Radarwarga.id – Portal Berita Warga dan Informasi Terpopuler – 13 Agustus 2026 | Jaksa Agung ST Burhanuddin telah melantik sejumlah pejabat eselon II dan 15 Kepala Kejaksaan Tinggi (Kajati) di berbagai daerah pada Selasa, 11 Agustus 2026. Salah satu yang dilantik adalah Nurcahyo Jungkung Madyo sebagai Kajati Sumatera Selatan.
Nurcahyo Jungkung Madyo memiliki rekam jejak panjang di lingkungan Kejaksaan. Sebelum dipercaya memimpin Kejati Sumsel, Nurcahyo telah menempati sejumlah jabatan strategis di lingkungan Kejaksaan, termasuk Direktur Penyidikan Jampidsus Kejagung dan Kajati Kalimantan Tengah.

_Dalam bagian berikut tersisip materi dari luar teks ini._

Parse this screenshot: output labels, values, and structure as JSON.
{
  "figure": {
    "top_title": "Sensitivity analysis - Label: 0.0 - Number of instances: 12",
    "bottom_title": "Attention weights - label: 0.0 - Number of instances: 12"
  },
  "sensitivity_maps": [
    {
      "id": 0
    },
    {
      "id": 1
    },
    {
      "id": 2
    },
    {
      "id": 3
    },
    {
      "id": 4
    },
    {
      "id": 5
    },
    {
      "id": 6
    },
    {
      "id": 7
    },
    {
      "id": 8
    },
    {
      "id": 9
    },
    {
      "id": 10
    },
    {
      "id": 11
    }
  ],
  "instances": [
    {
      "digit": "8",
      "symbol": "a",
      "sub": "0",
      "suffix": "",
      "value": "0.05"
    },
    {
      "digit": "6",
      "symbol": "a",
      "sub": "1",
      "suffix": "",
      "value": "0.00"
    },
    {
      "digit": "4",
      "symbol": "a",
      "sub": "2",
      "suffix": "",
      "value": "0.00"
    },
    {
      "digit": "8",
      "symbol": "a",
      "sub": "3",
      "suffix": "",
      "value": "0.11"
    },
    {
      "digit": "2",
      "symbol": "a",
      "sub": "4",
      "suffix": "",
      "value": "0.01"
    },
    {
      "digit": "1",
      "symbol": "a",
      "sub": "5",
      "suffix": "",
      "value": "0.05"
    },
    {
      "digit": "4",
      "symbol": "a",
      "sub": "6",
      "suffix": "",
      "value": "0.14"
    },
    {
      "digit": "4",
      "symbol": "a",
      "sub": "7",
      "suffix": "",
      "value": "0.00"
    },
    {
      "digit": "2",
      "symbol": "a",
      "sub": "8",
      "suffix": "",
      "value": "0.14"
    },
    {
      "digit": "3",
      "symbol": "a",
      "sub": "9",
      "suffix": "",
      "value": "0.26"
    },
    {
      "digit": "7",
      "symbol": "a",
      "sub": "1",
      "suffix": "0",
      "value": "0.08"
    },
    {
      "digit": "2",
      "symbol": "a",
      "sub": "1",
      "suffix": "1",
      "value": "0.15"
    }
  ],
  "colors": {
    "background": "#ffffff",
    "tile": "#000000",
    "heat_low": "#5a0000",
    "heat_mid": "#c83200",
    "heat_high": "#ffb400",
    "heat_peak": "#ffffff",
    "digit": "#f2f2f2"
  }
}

Pelantikan berlangsung bersamaan dengan pergantian sejumlah Kajati di berbagai daerah serta pejabat struktural di lingkungan Kejagung. Jaksa Agung ST Burhanuddin menekankan agar pejabat baru menjalankan amanah secara profesional dan penuh tanggung jawab.
Selain Nurcahyo, ada beberapa pejabat lain yang dilantik, seperti Anton Delianto sebagai Kajati Bengkulu dan Sutikno sebagai Kajati DKI Jakarta. Sutikno sebelumnya menjabat sebagai Direktur Penuntutan Jampidsus dan Kajati Jawa Barat.
Pelantikan ini diharapkan dapat meningkatkan kinerja dan efisiensi Kejaksaan dalam menangani kasus-kasus hukum di Indonesia. Dengan pelantikan ini, diharapkan Kejaksaan dapat lebih efektif dalam menjalankan tugas dan fungsinya sebagai lembaga penegak hukum.
Jaksa Agung ST Burhanuddin juga menekankan pentingnya integritas dan profesionalitas dalam menjalankan tugas sebagai pejabat Kejaksaan. Ia menegaskan bahwa jabatan yang diberikan kepada para pejabat bukan sekadar kedudukan, melainkan amanah yang harus dijalankan dengan integritas dan profesionalitas.
Dalam kesempatan ini, Jaksa Agung ST Burhanuddin juga menyoroti pentingnya peran Kejaksaan dalam menjaga keadilan dan menegakkan hukum di Indonesia. Ia menegaskan bahwa Kejaksaan harus terus berupaya meningkatkan kinerja dan efisiensi dalam menangani kasus-kasus hukum, serta menjaga integritas dan profesionalitas dalam menjalankan tugas.
Kesimpulan dari pelantikan ini adalah bahwa Jaksa Agung ST Burhanuddin telah melantik sejumlah pejabat eselon II dan 15 Kepala Kejaksaan Tinggi di berbagai daerah. Pelantikan ini diharapkan dapat meningkatkan kinerja dan efisiensi Kejaksaan dalam menangani kasus-kasus hukum di Indonesia.